The archives holds correspondence between John Watt Lennox, his friend and fellow pilot Richard Palmer, and his parents and his little sister Bettie. Dr. John Lennox, professor of English at York University, along with his aunt Elizabeth Lennox Locke, donated the WWII correspondence of the Lennox family to the archives in 2009. The letters can be accessed at the Clara Thomas Archives & Special Collections, fonds 0549.
Edwin Miller (Ted) Aplin (1909-1973) was born in Devon, England. He immigrated to Canada in 1930 where he met his future wife Elinor Grave Leef. They had four children: Nick, Frank, Dave and Jacqueline.
Aplin was active in the years before WWII in the League for Social Reconstruction, the Canadian Civil Liberties Union and the Committee to Aid Spanish Democracy, and was a member of the Cooperative Commonwealth Federation. He enlisted in the Royal Canadian Air Force and was stationed in Toronto, Camp Borden, Trenton and Belleville. In December 1944, he left Canada for England and, after the Nazi surrender, was stationed at Celle, Germany as part of Royal Air Force 84 Group Disarmament HQ Unit.

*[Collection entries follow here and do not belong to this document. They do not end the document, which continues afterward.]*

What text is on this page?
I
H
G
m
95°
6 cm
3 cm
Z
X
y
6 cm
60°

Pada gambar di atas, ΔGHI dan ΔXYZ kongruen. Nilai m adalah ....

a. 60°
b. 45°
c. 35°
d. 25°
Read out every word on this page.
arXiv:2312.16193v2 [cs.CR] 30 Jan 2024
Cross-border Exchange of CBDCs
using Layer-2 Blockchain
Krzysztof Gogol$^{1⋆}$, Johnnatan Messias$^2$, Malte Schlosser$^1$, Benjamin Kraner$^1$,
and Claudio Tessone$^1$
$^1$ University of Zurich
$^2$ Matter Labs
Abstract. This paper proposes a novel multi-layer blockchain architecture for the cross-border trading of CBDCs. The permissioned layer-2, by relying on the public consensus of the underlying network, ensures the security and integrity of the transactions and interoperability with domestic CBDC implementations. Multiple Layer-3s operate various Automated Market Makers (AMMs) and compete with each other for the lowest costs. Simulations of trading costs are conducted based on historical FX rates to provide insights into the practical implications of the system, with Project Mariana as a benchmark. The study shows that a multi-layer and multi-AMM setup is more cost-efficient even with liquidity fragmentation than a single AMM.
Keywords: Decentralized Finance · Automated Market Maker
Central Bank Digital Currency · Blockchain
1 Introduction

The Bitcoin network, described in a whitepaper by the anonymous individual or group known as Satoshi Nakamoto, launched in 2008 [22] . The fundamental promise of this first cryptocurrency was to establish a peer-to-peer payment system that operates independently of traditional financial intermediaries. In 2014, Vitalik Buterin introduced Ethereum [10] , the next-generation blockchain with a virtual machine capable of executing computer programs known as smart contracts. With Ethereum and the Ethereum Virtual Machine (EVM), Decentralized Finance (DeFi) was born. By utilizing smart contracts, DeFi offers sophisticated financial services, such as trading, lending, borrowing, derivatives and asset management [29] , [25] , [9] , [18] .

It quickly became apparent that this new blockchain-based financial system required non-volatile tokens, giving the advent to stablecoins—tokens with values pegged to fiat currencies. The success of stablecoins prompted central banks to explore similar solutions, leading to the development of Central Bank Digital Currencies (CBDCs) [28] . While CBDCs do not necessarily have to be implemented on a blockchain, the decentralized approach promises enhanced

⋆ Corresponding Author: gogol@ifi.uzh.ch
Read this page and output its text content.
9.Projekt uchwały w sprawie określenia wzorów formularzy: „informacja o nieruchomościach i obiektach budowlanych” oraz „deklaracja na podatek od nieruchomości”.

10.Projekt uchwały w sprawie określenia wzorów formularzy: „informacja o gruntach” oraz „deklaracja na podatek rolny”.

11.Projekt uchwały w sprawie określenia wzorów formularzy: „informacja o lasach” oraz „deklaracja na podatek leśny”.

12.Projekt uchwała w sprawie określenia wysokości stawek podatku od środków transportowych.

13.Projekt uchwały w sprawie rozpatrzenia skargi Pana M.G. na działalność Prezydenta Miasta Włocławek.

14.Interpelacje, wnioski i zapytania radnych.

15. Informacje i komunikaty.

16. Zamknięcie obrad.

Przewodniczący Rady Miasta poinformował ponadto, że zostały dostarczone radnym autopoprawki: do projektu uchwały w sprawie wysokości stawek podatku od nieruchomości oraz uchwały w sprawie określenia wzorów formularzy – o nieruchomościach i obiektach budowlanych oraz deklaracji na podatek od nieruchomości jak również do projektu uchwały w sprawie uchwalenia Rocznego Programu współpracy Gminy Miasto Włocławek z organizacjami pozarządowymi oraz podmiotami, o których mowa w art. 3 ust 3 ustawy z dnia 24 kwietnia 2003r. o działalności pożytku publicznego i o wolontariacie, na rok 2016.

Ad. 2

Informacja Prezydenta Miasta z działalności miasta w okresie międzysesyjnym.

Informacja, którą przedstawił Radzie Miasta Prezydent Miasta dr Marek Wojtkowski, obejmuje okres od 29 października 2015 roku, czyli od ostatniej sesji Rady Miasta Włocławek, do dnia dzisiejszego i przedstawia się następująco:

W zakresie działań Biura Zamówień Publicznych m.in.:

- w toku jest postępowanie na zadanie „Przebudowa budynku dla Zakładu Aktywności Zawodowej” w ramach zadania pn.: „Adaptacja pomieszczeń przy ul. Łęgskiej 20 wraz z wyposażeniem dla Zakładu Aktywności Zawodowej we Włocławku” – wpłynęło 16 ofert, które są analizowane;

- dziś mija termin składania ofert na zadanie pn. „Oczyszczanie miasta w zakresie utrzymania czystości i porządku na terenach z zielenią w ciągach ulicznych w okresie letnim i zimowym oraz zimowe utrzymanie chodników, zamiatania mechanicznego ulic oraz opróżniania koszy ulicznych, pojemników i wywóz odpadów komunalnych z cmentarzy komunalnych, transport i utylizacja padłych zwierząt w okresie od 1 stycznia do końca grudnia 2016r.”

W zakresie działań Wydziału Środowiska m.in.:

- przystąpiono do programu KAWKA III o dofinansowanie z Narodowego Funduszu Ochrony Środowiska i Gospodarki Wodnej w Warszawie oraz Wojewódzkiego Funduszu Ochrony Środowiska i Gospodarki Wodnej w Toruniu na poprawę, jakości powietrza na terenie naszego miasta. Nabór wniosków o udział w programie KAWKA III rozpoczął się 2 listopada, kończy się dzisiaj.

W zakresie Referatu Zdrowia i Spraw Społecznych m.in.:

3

Being stationed near the Bergen-Belsen Concentration Camp, Aplin became interested in the welfare of the camp victims, many of whom were interned at Bergen-Belsen long after its liberation. To aid the survivors, he organized a system using the Armed Forces Postal System to put internees in contact with their families and friends, and collected goods from Canadian families for distribution at the camp. His work at Bergen-Belsen led many survivors to refer to him as "The Angel of Belsen". The archives holds letters written by Ted Aplin to his wife Elinor during WWII. The archives also contains personal documents and material accumulated by Aplin’s sons for a commemoration ceremony celebrating the 50th Anniversary of the liberation of the Bergen-Belsen concentration camp in 1995.
The records of Ted Aplin are located at the Clara Thomas Archives & Special Collections, fonds 0151.